Two days later we are at the base of Shivling, perhaps the most beautiful mountain in the area, with a particular characteristic: it has two perfectly symmetrical peaks. The route we want to climb is the easiest of the mountain, the west ridge. It starts from at 5000 m with a white compact granite edge, with increasing difficulties and then suddenly stop against a huge 6000 m suspended serac. From there you can climb either one or the other peak without great difficulty. We are well acclimatized but we have only a few days left, we are afraid that the perfect weather that lasted throughout September will soon start to change. We climb the rock edge and reach the serac in the afternoon.

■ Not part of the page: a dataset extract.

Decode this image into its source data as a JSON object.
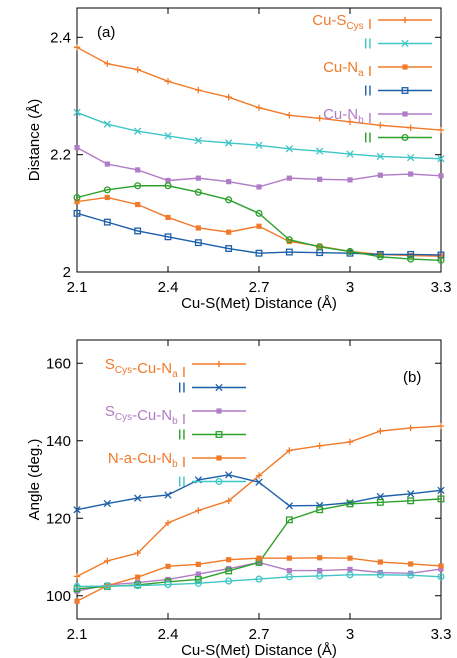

We set our tent there to spend the night but the sounds of rocks falling down wake us up, we know we are safe but the darkness amplifies our fear. We set off again in the morning and climb the steep ice wall in just two hours. We are in this surreal place, with the two peaks on the right and left, 500 meters higher from us. We leave the gears and continue in line until the top, luckily the sky is clear and finally we have an overview of the mountains. We climb down the icy slope and luckily we are able to go down safely from the serac. The next day we are at base camp, now that we have completed our project we can finally go back home.